Outra teoria é a de que a estrela era a luz do nascimento de uma nova estrela, ou nova. Há registros – novamente de astrônomos do Extremo Oriente – de uma estrela nova na pequena constelação de Áquila em 4 a.C. “As pessoas que gostam dessa teoria dizem que essa nova estrela estaria posicionada diretamente sobre Jerusalém”, diz Hughes.

Robert Cockcroft, gerente do planetário McCallion, da Universidade McMaster, em Ontário, no Canadá, diz que uma estrela nova é “uma boa candidata” para a estrela de Belém. “Ela pode ‘aparecer’ como uma nova estrela em uma constelação e apagar novamente nos meses seguintes”, explica. “Ela também não é muito brilhante, explicando por que não temos nenhum registro dela no Ocidente”, diz.

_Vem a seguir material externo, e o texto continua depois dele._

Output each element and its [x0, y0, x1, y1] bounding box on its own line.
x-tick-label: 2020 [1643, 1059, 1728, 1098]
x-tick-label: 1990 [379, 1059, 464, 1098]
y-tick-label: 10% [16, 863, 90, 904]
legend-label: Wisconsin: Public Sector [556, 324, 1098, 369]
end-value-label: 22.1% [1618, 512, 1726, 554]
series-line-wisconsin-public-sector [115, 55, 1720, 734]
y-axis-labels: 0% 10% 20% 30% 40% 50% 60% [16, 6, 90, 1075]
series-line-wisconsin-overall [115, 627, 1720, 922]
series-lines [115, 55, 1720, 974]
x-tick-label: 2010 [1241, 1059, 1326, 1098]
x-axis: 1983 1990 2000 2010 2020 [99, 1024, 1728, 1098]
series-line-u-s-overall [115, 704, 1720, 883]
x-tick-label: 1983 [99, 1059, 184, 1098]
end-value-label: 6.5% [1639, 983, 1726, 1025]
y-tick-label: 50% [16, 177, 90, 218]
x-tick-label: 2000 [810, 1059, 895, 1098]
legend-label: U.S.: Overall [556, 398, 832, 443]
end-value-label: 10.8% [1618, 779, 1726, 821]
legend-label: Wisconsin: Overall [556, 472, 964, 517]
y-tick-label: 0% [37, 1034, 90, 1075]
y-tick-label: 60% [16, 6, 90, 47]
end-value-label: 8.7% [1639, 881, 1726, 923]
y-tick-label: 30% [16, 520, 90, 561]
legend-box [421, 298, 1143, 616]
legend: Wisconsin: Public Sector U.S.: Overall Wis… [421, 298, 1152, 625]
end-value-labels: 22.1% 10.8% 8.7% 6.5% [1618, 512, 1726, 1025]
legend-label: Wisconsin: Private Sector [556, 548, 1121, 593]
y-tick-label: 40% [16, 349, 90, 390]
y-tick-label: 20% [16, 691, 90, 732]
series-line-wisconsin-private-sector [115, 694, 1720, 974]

Cockcroft sugere que isso também teria dado aos Três Reis Magos algo para seguir. Enquanto outros “presságios” poderiam ser necessários para levar os Magos a viajar na direção oeste a Jerusalém, ele diz, eles levariam meses para chegar lá, “quando Áquila e a nova estrela teriam subido no céu para aparecer ao sul”. “Belém fica ao sul de Jerusalém, então os Magos poderiam ter ‘seguido’ a estrela até Belém”, afirma.

Teorias improváveis

Outras teorias mais improváveis, mas divertidas, também foram propostas ao longo dos anos, comenta Hughes. Uma que ele descreve como particularmente pouco provável foi sugerida em 1979 em um trabalho acadêmico do astrônomo grego George Banos. Ele propôs que a estrela de Belém era na verdade o planeta Urano. Banos sugeriu que os Magos teriam descoberto o planeta quase 1.800 anos antes de o astrônomo William Hersche ter registrado formalmente a descoberta, em 1781. “Sua ideia era de que os Magos descobriram Urano, que o planeta era a estrela de Belém e que eles então tentaram acobertar a descoberta”, explica Hughes.